Y así llegamos a nuestra fecha, ese 18 de octubre de 1971 en que tuvo lugar la primera sesión del Chaplin, con  Peppermint frappé, de Carlos Saura, a la que siguieron Una historia inmortal, de Orson Welles y Corredor sin retorno, de Samuel Fuller, las tres en 16 mm. y en condiciones técnicas muy deficientes, que disgustaron a todos por lo que hubo que convencer a la dirección de la Casa de Cultura de que mejorara el sistema de proyección (y de sonido), instalando una cámara de 35 mm.  Eso obligó a suspender las sesiones mientras se hacían las obras necesarias para introducir el cambio y unas semanas más tarde, el 30 de noviembre, podían reanudarse las proyecciones en condiciones técnicas más favorables. Ese día se puso El barón fantástico, de Karel Zeman, a la que siguieron  El juego de la oca, de Manuel Summers; La busca, de Angelino Fons y Giulietta de los espíritus, de Federico Fellini.
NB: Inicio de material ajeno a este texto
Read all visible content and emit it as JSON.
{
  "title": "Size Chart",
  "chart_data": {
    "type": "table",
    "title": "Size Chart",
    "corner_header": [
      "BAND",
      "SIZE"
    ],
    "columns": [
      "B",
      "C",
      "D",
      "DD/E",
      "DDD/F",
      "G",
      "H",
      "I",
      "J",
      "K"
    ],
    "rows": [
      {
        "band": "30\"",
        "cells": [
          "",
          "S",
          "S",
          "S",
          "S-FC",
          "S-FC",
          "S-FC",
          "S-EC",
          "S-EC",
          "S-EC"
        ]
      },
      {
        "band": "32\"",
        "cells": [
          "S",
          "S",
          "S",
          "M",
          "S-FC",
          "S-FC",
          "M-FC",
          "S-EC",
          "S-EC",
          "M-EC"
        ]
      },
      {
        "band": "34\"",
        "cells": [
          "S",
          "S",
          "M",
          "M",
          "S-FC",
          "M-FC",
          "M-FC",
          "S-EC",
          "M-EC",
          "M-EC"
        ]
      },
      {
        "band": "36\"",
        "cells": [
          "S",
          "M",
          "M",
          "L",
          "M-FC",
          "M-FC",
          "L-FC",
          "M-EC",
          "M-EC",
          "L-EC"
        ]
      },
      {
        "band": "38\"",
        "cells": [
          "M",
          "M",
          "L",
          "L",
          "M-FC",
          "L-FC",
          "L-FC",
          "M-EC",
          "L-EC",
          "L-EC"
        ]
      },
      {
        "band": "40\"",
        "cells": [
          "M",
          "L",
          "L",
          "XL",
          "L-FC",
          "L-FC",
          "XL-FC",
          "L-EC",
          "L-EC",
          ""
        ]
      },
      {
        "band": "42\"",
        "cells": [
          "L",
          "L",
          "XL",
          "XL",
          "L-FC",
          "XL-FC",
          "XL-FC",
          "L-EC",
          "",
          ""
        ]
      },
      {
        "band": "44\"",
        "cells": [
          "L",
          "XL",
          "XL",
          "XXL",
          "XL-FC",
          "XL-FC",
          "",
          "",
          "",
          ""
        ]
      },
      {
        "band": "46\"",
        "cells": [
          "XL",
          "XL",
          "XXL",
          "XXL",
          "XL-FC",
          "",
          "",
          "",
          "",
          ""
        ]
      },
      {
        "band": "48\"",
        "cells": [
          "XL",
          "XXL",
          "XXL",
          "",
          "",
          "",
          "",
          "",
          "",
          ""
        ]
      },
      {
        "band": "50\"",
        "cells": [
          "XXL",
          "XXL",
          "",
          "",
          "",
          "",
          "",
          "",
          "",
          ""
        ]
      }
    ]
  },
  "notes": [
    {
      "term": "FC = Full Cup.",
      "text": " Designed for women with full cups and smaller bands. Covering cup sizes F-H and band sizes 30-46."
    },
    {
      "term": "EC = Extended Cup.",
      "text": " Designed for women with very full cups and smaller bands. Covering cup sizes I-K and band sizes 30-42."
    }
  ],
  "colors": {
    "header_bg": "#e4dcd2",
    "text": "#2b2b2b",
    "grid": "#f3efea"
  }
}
No era la primera vez que en Cuenca se intentaba formar un Cineclub; el anterior duró tres sesiones antes de que la autoridad competente decidiera liquidarlo. Había habido también otros proyectos, con las Jornadas de Orientación Cinematográfica, que se organizaban durante una semana en el mes de agosto y que duraron ocho años, también con el propósito de ofrecer, aunque fuera solo durante unos días, una programación diferenciada a la de los cines comerciales porque, con los criterios que estos estaban aplicando, había una enorme cantidad de películas que nunca llegaban a la ciudad, porque los responsables de esas salas daban por supuesto que no atraerían público (y, por tanto, no serían rentables) o que provocarían problemas si sus temas eran algo conflictivos por tratar asuntos políticos, sociales, sexuales, religiosos o de cualquier materia que consideraban podrían suponer un rechazo popular. Ese era exactamente el terreno apropiado para el Cineclub y en él nos metimos. Películas procedentes del este europeo, películas de autores consagrados (Bergman, Antonioni, Resnais, Truffaut, Godard), películas del nuevo cine latinoamericano y así una semana tras otra, durante cincuenta años, hasta llegar a donde estamos ahora.